WINDHOEK – The first ever auction in the Epukiro Constituency in the Omaheke Region has been scheduled on May 15-16 at the village of Otjiwarongo.
Farmers of Epukiro, and indeed leaders of the Eastern Epukiro Farmers Association (EEFA) cannot but hold their breaths to see how this auction will pan out in terms of prices.
Prices in the constituency seem to have almost hit rock bottom lately, hovering around N$20 a kilogramme. This is a drastic fall from the prices late last year, and early this year of around N$32-N$34 per kilogramme. It is in this regard that the president of EEFA, Katjinduu Tjahuha is making an urgent appeal for farmers to tighten their belts and refrain from taking their animals to neighbouring Otjinene village, about 90 kilometres away, or to Gobabis a further 130 kilometres away.

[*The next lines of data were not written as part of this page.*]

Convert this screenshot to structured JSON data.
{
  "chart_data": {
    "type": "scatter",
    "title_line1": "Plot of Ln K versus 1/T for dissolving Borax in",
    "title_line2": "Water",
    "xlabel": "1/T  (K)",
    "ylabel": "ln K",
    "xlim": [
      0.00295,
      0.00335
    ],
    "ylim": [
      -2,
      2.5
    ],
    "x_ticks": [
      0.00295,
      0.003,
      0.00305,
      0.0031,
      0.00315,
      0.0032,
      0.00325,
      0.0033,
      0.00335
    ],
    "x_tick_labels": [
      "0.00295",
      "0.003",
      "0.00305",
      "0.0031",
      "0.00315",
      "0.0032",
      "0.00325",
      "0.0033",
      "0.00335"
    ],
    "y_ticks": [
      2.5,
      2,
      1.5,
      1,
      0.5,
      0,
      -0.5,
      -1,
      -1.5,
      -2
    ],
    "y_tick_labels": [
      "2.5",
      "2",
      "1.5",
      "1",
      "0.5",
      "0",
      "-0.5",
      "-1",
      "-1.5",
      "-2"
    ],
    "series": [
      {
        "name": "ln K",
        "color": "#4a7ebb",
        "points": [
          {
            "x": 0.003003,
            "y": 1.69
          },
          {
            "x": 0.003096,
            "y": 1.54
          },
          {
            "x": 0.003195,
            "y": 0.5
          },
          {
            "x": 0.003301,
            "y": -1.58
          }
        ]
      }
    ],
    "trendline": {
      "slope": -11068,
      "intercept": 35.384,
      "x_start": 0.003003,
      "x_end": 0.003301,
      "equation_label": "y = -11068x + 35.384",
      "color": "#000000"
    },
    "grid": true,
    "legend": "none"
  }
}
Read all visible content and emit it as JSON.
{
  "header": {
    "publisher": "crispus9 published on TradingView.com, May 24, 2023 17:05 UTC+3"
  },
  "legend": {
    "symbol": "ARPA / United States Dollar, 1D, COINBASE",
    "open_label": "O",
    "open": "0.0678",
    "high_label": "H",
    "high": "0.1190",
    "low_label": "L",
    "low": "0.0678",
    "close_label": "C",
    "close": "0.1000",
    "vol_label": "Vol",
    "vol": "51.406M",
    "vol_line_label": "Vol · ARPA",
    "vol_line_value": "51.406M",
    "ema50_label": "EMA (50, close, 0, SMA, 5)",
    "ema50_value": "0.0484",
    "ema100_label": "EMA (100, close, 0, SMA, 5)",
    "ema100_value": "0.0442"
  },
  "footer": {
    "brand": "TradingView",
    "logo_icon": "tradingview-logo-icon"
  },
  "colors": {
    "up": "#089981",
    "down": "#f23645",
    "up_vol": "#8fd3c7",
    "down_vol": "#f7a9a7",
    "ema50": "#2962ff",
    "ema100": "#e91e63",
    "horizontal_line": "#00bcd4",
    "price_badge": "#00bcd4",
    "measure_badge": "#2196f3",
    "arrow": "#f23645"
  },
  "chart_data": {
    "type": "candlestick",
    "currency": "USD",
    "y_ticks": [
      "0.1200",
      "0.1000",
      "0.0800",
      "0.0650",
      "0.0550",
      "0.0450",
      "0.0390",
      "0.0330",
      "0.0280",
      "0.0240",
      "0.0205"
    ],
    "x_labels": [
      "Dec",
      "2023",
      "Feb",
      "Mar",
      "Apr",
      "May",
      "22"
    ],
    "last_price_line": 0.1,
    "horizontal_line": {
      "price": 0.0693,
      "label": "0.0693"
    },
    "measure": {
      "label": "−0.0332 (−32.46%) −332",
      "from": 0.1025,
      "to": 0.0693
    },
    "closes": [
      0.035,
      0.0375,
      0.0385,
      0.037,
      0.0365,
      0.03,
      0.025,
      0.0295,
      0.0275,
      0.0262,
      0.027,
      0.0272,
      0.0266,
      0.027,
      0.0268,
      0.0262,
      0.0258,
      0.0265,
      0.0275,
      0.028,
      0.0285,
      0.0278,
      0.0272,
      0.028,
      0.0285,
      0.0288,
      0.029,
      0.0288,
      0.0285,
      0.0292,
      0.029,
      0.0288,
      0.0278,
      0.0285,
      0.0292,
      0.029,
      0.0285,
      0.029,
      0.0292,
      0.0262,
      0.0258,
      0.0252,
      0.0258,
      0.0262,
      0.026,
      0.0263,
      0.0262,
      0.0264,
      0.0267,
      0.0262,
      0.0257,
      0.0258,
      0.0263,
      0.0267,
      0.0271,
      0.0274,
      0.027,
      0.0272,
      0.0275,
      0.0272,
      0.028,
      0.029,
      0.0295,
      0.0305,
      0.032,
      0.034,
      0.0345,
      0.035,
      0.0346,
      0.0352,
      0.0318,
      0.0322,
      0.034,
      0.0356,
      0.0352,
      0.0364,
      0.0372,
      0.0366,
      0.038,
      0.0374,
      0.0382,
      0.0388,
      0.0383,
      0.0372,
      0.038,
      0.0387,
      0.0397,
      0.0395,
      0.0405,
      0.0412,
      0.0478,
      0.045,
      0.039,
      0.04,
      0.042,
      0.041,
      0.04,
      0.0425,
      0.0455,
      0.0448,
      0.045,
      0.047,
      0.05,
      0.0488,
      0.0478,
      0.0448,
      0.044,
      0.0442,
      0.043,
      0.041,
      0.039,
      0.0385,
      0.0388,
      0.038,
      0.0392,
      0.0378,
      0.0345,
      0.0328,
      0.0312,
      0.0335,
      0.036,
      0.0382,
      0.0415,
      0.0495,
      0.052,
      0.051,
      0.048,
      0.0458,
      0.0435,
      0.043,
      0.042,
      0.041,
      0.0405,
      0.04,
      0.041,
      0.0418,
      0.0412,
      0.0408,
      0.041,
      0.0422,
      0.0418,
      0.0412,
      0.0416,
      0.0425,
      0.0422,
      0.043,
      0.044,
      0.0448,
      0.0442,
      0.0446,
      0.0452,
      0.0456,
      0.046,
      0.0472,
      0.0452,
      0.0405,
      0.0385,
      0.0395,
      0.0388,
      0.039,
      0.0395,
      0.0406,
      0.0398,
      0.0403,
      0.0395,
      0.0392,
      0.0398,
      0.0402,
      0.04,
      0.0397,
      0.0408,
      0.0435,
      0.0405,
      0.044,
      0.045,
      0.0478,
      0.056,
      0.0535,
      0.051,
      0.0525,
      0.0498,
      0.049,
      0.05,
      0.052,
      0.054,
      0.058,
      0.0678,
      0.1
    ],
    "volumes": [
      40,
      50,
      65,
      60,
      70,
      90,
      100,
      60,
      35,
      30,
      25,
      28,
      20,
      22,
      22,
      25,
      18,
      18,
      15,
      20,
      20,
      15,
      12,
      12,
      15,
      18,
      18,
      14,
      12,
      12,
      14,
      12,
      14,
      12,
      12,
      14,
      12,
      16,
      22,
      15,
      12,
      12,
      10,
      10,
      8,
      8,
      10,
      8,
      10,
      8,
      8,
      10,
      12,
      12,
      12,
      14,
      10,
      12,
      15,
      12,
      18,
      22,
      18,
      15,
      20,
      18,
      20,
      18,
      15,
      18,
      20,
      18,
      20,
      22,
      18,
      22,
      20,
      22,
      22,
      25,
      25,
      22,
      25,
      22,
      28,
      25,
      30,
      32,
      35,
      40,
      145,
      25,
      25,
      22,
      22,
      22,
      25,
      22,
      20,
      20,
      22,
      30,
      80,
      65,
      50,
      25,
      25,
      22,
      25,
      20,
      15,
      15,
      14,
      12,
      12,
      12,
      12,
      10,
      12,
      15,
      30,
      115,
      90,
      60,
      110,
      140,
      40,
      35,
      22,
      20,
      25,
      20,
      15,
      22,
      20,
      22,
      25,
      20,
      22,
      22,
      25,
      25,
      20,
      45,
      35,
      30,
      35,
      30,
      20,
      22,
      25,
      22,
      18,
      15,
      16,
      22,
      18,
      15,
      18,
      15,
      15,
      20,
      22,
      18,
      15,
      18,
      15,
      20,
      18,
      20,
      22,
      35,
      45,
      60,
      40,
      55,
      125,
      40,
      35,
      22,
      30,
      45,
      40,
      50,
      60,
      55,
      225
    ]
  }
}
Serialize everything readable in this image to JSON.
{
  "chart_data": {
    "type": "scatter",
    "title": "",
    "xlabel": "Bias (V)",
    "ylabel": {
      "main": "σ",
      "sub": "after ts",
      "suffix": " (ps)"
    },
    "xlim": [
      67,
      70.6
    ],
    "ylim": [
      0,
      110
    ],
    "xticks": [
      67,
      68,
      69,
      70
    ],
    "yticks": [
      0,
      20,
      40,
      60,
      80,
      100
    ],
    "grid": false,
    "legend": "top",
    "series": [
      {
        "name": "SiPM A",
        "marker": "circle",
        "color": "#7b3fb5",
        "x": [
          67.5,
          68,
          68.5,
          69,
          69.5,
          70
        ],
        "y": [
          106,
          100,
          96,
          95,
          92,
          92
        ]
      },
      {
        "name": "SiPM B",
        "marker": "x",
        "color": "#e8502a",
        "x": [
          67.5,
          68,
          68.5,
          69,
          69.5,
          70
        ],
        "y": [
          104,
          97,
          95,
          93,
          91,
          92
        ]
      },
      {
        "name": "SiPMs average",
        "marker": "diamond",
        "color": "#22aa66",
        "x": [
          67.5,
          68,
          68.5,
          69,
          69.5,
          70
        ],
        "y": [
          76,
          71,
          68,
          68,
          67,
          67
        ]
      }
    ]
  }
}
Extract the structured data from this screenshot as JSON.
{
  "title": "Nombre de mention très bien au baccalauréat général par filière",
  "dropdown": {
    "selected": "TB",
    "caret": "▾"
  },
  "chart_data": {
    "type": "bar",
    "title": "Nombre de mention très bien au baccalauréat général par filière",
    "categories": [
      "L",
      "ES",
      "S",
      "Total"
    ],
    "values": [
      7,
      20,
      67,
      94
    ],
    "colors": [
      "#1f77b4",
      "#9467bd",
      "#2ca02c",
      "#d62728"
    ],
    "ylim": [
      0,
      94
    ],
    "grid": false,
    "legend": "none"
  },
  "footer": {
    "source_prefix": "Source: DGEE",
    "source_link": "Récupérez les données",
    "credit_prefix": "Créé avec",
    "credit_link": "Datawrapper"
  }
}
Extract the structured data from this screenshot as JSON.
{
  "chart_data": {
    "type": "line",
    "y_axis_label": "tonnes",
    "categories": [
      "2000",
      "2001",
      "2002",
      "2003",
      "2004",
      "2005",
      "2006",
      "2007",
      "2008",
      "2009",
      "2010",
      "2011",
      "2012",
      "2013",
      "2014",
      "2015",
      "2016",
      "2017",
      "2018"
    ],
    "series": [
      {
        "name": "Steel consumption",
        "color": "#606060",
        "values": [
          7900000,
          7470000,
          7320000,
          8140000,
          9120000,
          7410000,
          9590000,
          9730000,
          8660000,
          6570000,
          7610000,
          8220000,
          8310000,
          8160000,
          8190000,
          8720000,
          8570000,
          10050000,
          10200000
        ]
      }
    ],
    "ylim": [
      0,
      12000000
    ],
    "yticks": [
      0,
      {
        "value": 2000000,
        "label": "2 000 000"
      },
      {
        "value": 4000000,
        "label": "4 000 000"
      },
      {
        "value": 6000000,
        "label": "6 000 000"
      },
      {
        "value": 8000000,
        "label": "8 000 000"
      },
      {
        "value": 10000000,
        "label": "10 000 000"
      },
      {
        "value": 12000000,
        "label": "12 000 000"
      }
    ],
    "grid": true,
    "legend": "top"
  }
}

If the envisaged auction becomes a success, it could pave the way not only for the farmers of the Epukiro Constituency and surroundings, but could be the beginning of the long overdue transformation for the whole of the Omaheke Region where depressed livestock prices have been a major concern. All the communal areas in the Omaheke Region such as Eiseb, Otjombinde, Aminuis and Otjinene just like in many other cattle breeding communal areas in the regions of Otjozondjupa, Erongo and Kunene have been going heavily under the depression of livestock prices.
For Tjahuha personally, better prices for livestock is one of his missions since taking the leadership of EEFA in May last year. The long term, if not immediate plan, is to phase out selling by permits which have been at the root of the depressed livestock business in many communal areas, including his own Epukiro backyard, a system that he likens to the ‘mafia’ dominated by a handful white buyers. He claims that the very same buyers who divided the communal areas in the region among themselves, by agreement among them, would not dare encroach upon the area of fellow buyer. In this regard only one buyer prevails in anyone area, thus his price in that area is the alpha and omega. “This is a great concern for farmers who have been breathing heavily. The last two permits were very weak because the prices were very low,” Tjahuha sighs heavily reiterating that the few buyers in the constituency is the biggest problem. He adds that only three buyers operate in the whole of Omaheke rendering the region a monopoly of buyers rather than sellers, who connive in depressing prices by refusing to encroach on the so-called areas of one another.
In their seeming conniving shenanigans, Tjahuha also accuses the buyers of being untruthful with going prices in the market, especially in South Africa. While prices at feedlots in South Africa may be in the range of N$30 at any given time, farmers in the communal areas would be told that they are in the range of N$20. In this regard EEFA is sending two people to South Africa to explore the possibility of farmers selling directly to feedlots there without the middle people (buyers). But this is only as far as the Epukiro Constituency is concerned while as Tjahuha admits, the problem is akin to the whole Omaheke and thus needs a holistic concerted frontal approach involving all stakeholders. Yes, agrees Tjahuha about the importance of a meeting of all stakeholders to map a meaningful and lasting solution forward. This is especially in view of the fact that isolated approaches, like in his own case have proven ineffective. Epukiro’s own efforts, among others, to have auctions were met with rejections, from among others AGRA, until now with Karoo Ochse that agreed to have auctions in the constituency next month.
Not only this but as much as the understanding and perseverance of farmers in this regard is of essence, especially in enabling that the envisaged auction in May mobilises the requisite number of cattle, 400-plus, by the farmers sacrificing whatever immediate need they may have, save real emergencies, to take their animals to Gobabis. One reason why buyers have been absent from the constituency is because farmers have not only readily been availing their cattle but physically taking them on their own expenses to Gobabis. Thus the supply in Gobabis has not been a problem, thus in a way undercutting would-be auctions in the constituency. Meanwhile, for now and until the auction next month in Epukiro, there would be no permits in the constituency.